Monday, May 11, 2009

Celebrating Statehood

On January 3 of this year, the state of Alaska celebrated the 50th anniversary of its admittance to the Union. At one point in time, my knowledge of Alaska was limited to the general social studies curriculum in public schools, the show Northern Exposure (which was not actually even filmed in Alaska), and my father’s brief trip to the Aleutian Islands when I was 6. Needless to say, processing Hugh Peterson’s Congressional committee files was a great learning opportunity -- for when I started arranging the files pertaining to his committee trips, I found information about a trip he took to Alaska in 1945.

Alaska Governor Ernest Gruening speaking
at a Congressional dinner, August 1945

He served on the Rivers and Harbors Committee, the service on which took him to Texas, California, Washington and Alaska during the mid 1940s.

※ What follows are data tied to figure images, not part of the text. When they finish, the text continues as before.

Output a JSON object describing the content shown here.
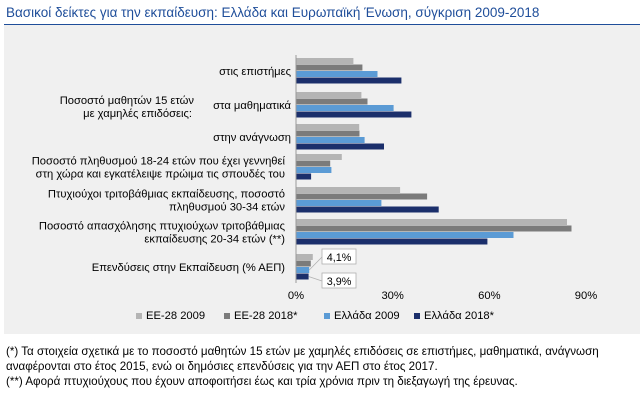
{
  "title": "Βασικοί δείκτες για την εκπαίδευση: Ελλάδα και Ευρωπαϊκή Ένωση, σύγκριση 2009-2018",
  "chart_data": {
    "type": "bar",
    "orientation": "horizontal",
    "group_label": [
      "Ποσοστό μαθητών 15 ετών",
      "με χαμηλές επιδόσεις:"
    ],
    "categories": [
      {
        "label": [
          "στις επιστήμες"
        ]
      },
      {
        "label": [
          "στα μαθηματικά"
        ]
      },
      {
        "label": [
          "στην ανάγνωση"
        ]
      },
      {
        "label": [
          "Ποσοστό πληθυσμού 18-24 ετών που έχει γεννηθεί",
          "στη χώρα και εγκατέλειψε πρώιμα τις σπουδές του"
        ]
      },
      {
        "label": [
          "Πτυχιούχοι τριτοβάθμιας εκπαίδευσης, ποσοστό",
          "πληθυσμού 30-34 ετών"
        ]
      },
      {
        "label": [
          "Ποσοστό απασχόλησης πτυχιούχων τριτοβάθμιας",
          "εκπαίδευσης 20-34 ετών (**)"
        ]
      },
      {
        "label": [
          "Επενδύσεις στην Εκπαίδευση (% ΑΕΠ)"
        ]
      }
    ],
    "series": [
      {
        "name": "ΕΕ-28 2009",
        "color": "#b4b4b4",
        "values": [
          17.8,
          20.3,
          19.6,
          14.2,
          32.3,
          84.1,
          5.2
        ]
      },
      {
        "name": "ΕΕ-28 2018*",
        "color": "#7b7b7b",
        "values": [
          20.6,
          22.2,
          19.7,
          10.6,
          40.7,
          85.5,
          4.6
        ]
      },
      {
        "name": "Ελλάδα 2009",
        "color": "#5b9bd5",
        "values": [
          25.3,
          30.3,
          21.3,
          11.0,
          26.5,
          67.5,
          4.1
        ]
      },
      {
        "name": "Ελλάδα 2018*",
        "color": "#1b2f6b",
        "values": [
          32.7,
          35.8,
          27.3,
          4.7,
          44.3,
          59.4,
          3.9
        ]
      }
    ],
    "annotations": [
      "4,1%",
      "3,9%"
    ],
    "x_ticks": [
      "0%",
      "30%",
      "60%",
      "90%"
    ],
    "xlim": [
      0,
      90
    ],
    "grid": false,
    "legend": "bottom"
  },
  "notes": [
    "(*) Τα στοιχεία σχετικά με το ποσοστό μαθητών 15 ετών με χαμηλές επιδόσεις σε επιστήμες, μαθηματικά, ανάγνωση",
    "αναφέρονται στο έτος 2015, ενώ οι δημόσιες επενδύσεις για την ΑΕΠ στο έτος 2017.",
    "(**) Αφορά πτυχιούχους που έχουν αποφοιτήσει έως και τρία χρόνια πριν τη διεξαγωγή της έρευνας."
  ]
}
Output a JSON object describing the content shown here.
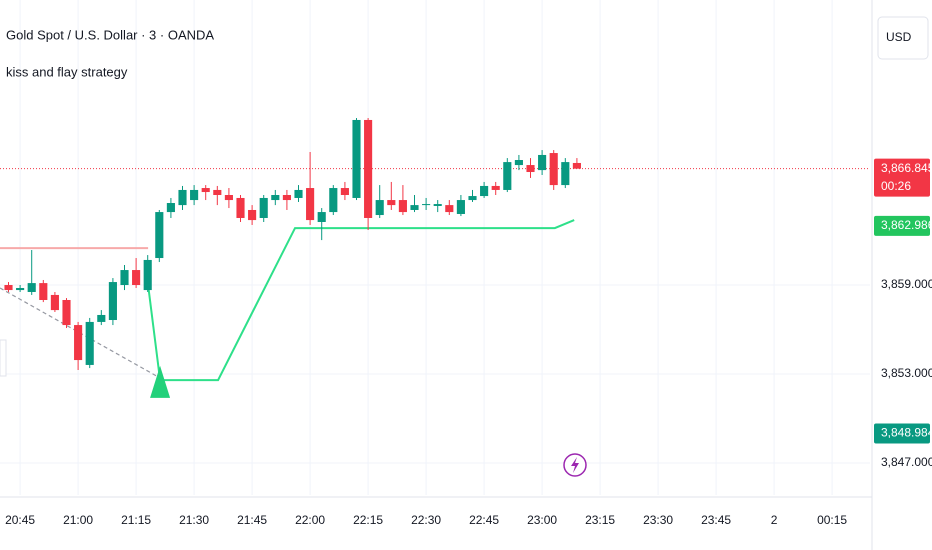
{
  "header": {
    "title": "Gold Spot / U.S. Dollar · 3 · OANDA",
    "indicator": "kiss and flay strategy",
    "currency": "USD"
  },
  "chart_data": {
    "type": "candlestick",
    "x": [
      1242,
      1245,
      1248,
      1251,
      1254,
      1257,
      1260,
      1263,
      1266,
      1269,
      1272,
      1275,
      1278,
      1281,
      1284,
      1287,
      1290,
      1293,
      1296,
      1299,
      1302,
      1305,
      1308,
      1311,
      1314,
      1317,
      1320,
      1323,
      1326,
      1329,
      1332,
      1335,
      1338,
      1341,
      1344,
      1347,
      1350,
      1353,
      1356,
      1359,
      1362,
      1365,
      1368,
      1371,
      1374,
      1377,
      1380,
      1383,
      1386,
      1389
    ],
    "open": [
      3859.0,
      3858.66,
      3858.53,
      3859.13,
      3858.33,
      3857.99,
      3856.3,
      3853.61,
      3856.51,
      3856.64,
      3859.0,
      3860.01,
      3858.66,
      3860.82,
      3863.92,
      3864.39,
      3864.73,
      3865.54,
      3865.41,
      3865.07,
      3864.87,
      3864.06,
      3863.52,
      3864.73,
      3865.07,
      3864.87,
      3865.54,
      3863.25,
      3863.92,
      3865.54,
      3864.87,
      3870.13,
      3863.72,
      3864.73,
      3864.73,
      3864.06,
      3864.39,
      3864.33,
      3864.39,
      3863.79,
      3864.73,
      3865.0,
      3865.68,
      3865.41,
      3867.09,
      3867.09,
      3866.75,
      3867.9,
      3865.74,
      3867.23
    ],
    "high": [
      3859.2,
      3859.0,
      3861.36,
      3859.34,
      3858.53,
      3858.12,
      3856.51,
      3856.78,
      3857.31,
      3859.47,
      3860.35,
      3860.82,
      3861.02,
      3864.06,
      3864.87,
      3865.68,
      3865.74,
      3865.74,
      3865.68,
      3865.54,
      3865.07,
      3864.39,
      3865.07,
      3865.41,
      3865.41,
      3865.74,
      3867.97,
      3864.19,
      3865.74,
      3865.95,
      3870.26,
      3870.26,
      3865.74,
      3865.95,
      3865.74,
      3865.07,
      3864.87,
      3864.73,
      3864.73,
      3865.07,
      3865.41,
      3865.95,
      3865.95,
      3867.56,
      3867.77,
      3867.56,
      3868.1,
      3868.1,
      3867.56,
      3867.56
    ],
    "low": [
      3858.53,
      3858.53,
      3858.33,
      3857.85,
      3857.18,
      3856.1,
      3853.27,
      3853.4,
      3856.3,
      3856.3,
      3858.66,
      3858.8,
      3858.53,
      3860.55,
      3863.52,
      3864.06,
      3864.39,
      3864.73,
      3864.39,
      3864.19,
      3863.25,
      3863.05,
      3863.25,
      3864.39,
      3864.06,
      3864.6,
      3863.05,
      3862.03,
      3863.72,
      3864.73,
      3864.73,
      3862.71,
      3863.52,
      3864.06,
      3863.72,
      3863.92,
      3864.06,
      3863.92,
      3863.72,
      3863.65,
      3864.6,
      3864.87,
      3865.07,
      3865.27,
      3866.75,
      3866.22,
      3866.42,
      3865.41,
      3865.54,
      3866.89
    ],
    "close": [
      3858.66,
      3858.8,
      3859.13,
      3857.99,
      3857.31,
      3856.3,
      3853.94,
      3856.51,
      3856.98,
      3859.2,
      3860.01,
      3859.0,
      3860.69,
      3863.92,
      3864.53,
      3865.41,
      3865.41,
      3865.27,
      3865.07,
      3864.73,
      3863.52,
      3863.38,
      3864.87,
      3865.07,
      3864.73,
      3865.41,
      3863.38,
      3863.92,
      3865.54,
      3865.07,
      3870.13,
      3863.52,
      3864.73,
      3864.39,
      3863.92,
      3864.39,
      3864.46,
      3864.46,
      3863.92,
      3864.73,
      3865.0,
      3865.68,
      3865.41,
      3867.29,
      3867.43,
      3866.62,
      3867.77,
      3865.74,
      3867.29,
      3866.845
    ],
    "up_color": "#089981",
    "down_color": "#f23645",
    "overlays": [
      {
        "color": "#f7a9a9",
        "dash": false,
        "x": [
          1239.8,
          1278.1
        ],
        "values": [
          3861.49,
          3861.49
        ]
      },
      {
        "color": "#9598a1",
        "dash": true,
        "x": [
          1239.8,
          1281.2
        ],
        "values": [
          3858.8,
          3852.73
        ]
      },
      {
        "color": "#2ee08a",
        "dash": false,
        "x": [
          1278.1,
          1281.2,
          1296.2,
          1316.1,
          1383.3,
          1388.3
        ],
        "values": [
          3859.0,
          3852.59,
          3852.59,
          3862.84,
          3862.84,
          3863.38
        ]
      }
    ],
    "signal": {
      "x": 1281.2,
      "value": 3852.2,
      "color": "#22d17a"
    },
    "xlim": [
      1239.8,
      1464.8
    ],
    "ylim": [
      3844.84,
      3878.22
    ],
    "xticks": [
      {
        "value": 1245,
        "label": "20:45"
      },
      {
        "value": 1260,
        "label": "21:00"
      },
      {
        "value": 1275,
        "label": "21:15"
      },
      {
        "value": 1290,
        "label": "21:30"
      },
      {
        "value": 1305,
        "label": "21:45"
      },
      {
        "value": 1320,
        "label": "22:00"
      },
      {
        "value": 1335,
        "label": "22:15"
      },
      {
        "value": 1350,
        "label": "22:30"
      },
      {
        "value": 1365,
        "label": "22:45"
      },
      {
        "value": 1380,
        "label": "23:00"
      },
      {
        "value": 1395,
        "label": "23:15"
      },
      {
        "value": 1410,
        "label": "23:30"
      },
      {
        "value": 1425,
        "label": "23:45"
      },
      {
        "value": 1440,
        "label": "2"
      },
      {
        "value": 1455,
        "label": "00:15"
      }
    ],
    "yticks": [
      {
        "value": 3859,
        "label": "3,859.000"
      },
      {
        "value": 3853,
        "label": "3,853.000"
      },
      {
        "value": 3847,
        "label": "3,847.000"
      }
    ],
    "grid": true,
    "price_labels": [
      {
        "value": 3866.845,
        "label": "3,866.845",
        "countdown": "00:26",
        "color": "#f23645"
      },
      {
        "value": 3862.986,
        "label": "3,862.986",
        "color": "#22c55e"
      },
      {
        "value": 3848.984,
        "label": "3,848.984",
        "color": "#089981"
      }
    ]
  }
}
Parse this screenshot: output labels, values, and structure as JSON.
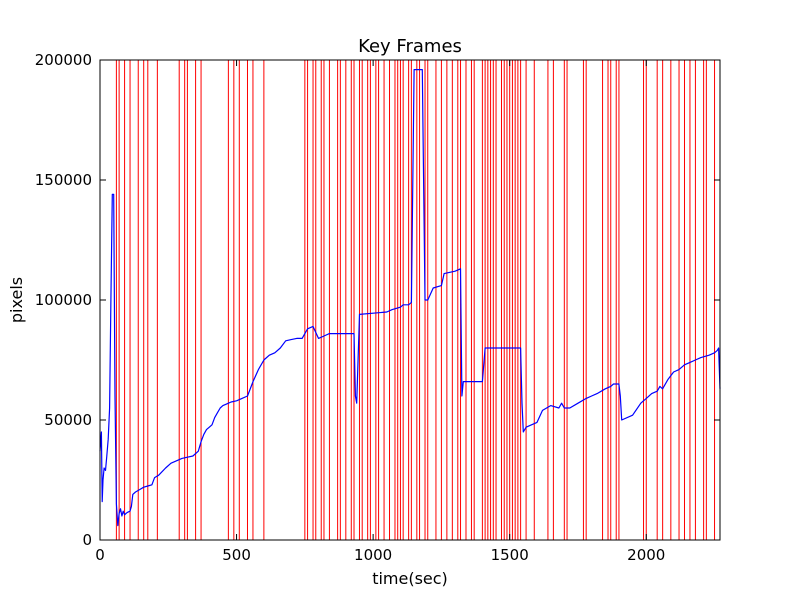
{
  "chart_data": {
    "type": "line",
    "title": "Key Frames",
    "xlabel": "time(sec)",
    "ylabel": "pixels",
    "xlim": [
      0,
      2270
    ],
    "ylim": [
      0,
      200000
    ],
    "x_ticks": [
      0,
      500,
      1000,
      1500,
      2000
    ],
    "y_ticks": [
      0,
      50000,
      100000,
      150000,
      200000
    ],
    "x_tick_labels": [
      "0",
      "500",
      "1000",
      "1500",
      "2000"
    ],
    "y_tick_labels": [
      "0",
      "50000",
      "100000",
      "150000",
      "200000"
    ],
    "grid": false,
    "legend": "none",
    "colors": {
      "series": "#0000ff",
      "keyframes": "#ff0000",
      "axes": "#000000",
      "background": "#ffffff"
    },
    "series": [
      {
        "x": [
          0,
          5,
          8,
          11,
          15,
          20,
          25,
          30,
          35,
          40,
          45,
          50,
          55,
          60,
          65,
          70,
          75,
          80,
          85,
          90,
          95,
          100,
          110,
          115,
          120,
          130,
          145,
          160,
          175,
          190,
          200,
          215,
          240,
          260,
          280,
          300,
          320,
          340,
          360,
          370,
          380,
          390,
          400,
          410,
          420,
          430,
          440,
          450,
          460,
          470,
          480,
          500,
          520,
          540,
          560,
          580,
          600,
          620,
          640,
          660,
          680,
          700,
          720,
          740,
          760,
          780,
          800,
          820,
          840,
          850,
          855,
          860,
          900,
          930,
          935,
          940,
          950,
          1000,
          1050,
          1070,
          1100,
          1110,
          1130,
          1140,
          1150,
          1160,
          1170,
          1180,
          1190,
          1200,
          1220,
          1250,
          1260,
          1300,
          1320,
          1325,
          1330,
          1380,
          1400,
          1410,
          1500,
          1530,
          1540,
          1545,
          1550,
          1560,
          1580,
          1600,
          1620,
          1650,
          1680,
          1690,
          1700,
          1720,
          1750,
          1780,
          1800,
          1820,
          1850,
          1870,
          1880,
          1890,
          1900,
          1905,
          1910,
          1950,
          1980,
          1990,
          2000,
          2020,
          2040,
          2050,
          2060,
          2080,
          2100,
          2120,
          2140,
          2160,
          2180,
          2200,
          2230,
          2250,
          2260,
          2265,
          2270
        ],
        "y": [
          37000,
          45000,
          16000,
          25000,
          30000,
          29000,
          35000,
          42000,
          55000,
          100000,
          144000,
          144000,
          60000,
          15000,
          6000,
          11000,
          13000,
          10000,
          12000,
          10500,
          11000,
          11500,
          12000,
          14000,
          19000,
          20000,
          21000,
          22000,
          22500,
          23000,
          26000,
          27000,
          30000,
          32000,
          33000,
          34000,
          34500,
          35000,
          37000,
          41000,
          44000,
          46000,
          47000,
          48000,
          51000,
          53000,
          55000,
          56000,
          56500,
          57000,
          57500,
          58000,
          59000,
          60000,
          66000,
          71000,
          75000,
          77000,
          78000,
          80000,
          83000,
          83500,
          84000,
          84000,
          88000,
          89000,
          84000,
          85000,
          86000,
          86000,
          86000,
          86000,
          86000,
          86000,
          60000,
          57000,
          94000,
          94500,
          95000,
          96000,
          97000,
          98000,
          98000,
          99000,
          196000,
          196000,
          196000,
          196000,
          100000,
          100000,
          105000,
          106000,
          111000,
          112000,
          113000,
          60000,
          66000,
          66000,
          66000,
          80000,
          80000,
          80000,
          80000,
          57000,
          45000,
          47000,
          48000,
          49000,
          54000,
          56000,
          55000,
          57000,
          55000,
          55000,
          57000,
          59000,
          60000,
          61000,
          63000,
          64000,
          65000,
          65000,
          65000,
          60000,
          50000,
          52000,
          57000,
          58000,
          59000,
          61000,
          62000,
          64000,
          63000,
          67000,
          70000,
          71000,
          73000,
          74000,
          75000,
          76000,
          77000,
          78000,
          79000,
          80000,
          63000
        ]
      }
    ],
    "keyframes": [
      0,
      60,
      70,
      90,
      110,
      140,
      160,
      175,
      210,
      290,
      310,
      320,
      350,
      370,
      470,
      490,
      510,
      540,
      560,
      600,
      750,
      760,
      780,
      790,
      810,
      820,
      840,
      870,
      880,
      900,
      920,
      930,
      950,
      960,
      980,
      990,
      1010,
      1020,
      1040,
      1060,
      1080,
      1090,
      1100,
      1110,
      1130,
      1140,
      1160,
      1170,
      1190,
      1200,
      1230,
      1250,
      1270,
      1290,
      1310,
      1320,
      1340,
      1360,
      1370,
      1400,
      1410,
      1420,
      1430,
      1440,
      1450,
      1470,
      1480,
      1490,
      1500,
      1510,
      1520,
      1530,
      1540,
      1560,
      1590,
      1640,
      1660,
      1700,
      1710,
      1770,
      1780,
      1840,
      1860,
      1870,
      1890,
      1900,
      1990,
      2000,
      2040,
      2060,
      2090,
      2120,
      2140,
      2160,
      2180,
      2210,
      2220,
      2250,
      2270
    ]
  }
}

Although that was 14 years before the territory was admitted into the Union, statehood was on the mind of several in Alaska when Peterson visited. He jotted down a few notes in a notebook from a dinner he attended at which Governor Ernest Gruening made remarks, some of which endorsed statehood for the territory.

Also while visiting Alaska, the Congressional group was treated to a presentation in Klukwan by the Jilkaat tribe of the Tinglits, who are indigenous to what is now the southeastern coast of Alaska. I wonder what they thought of statehood.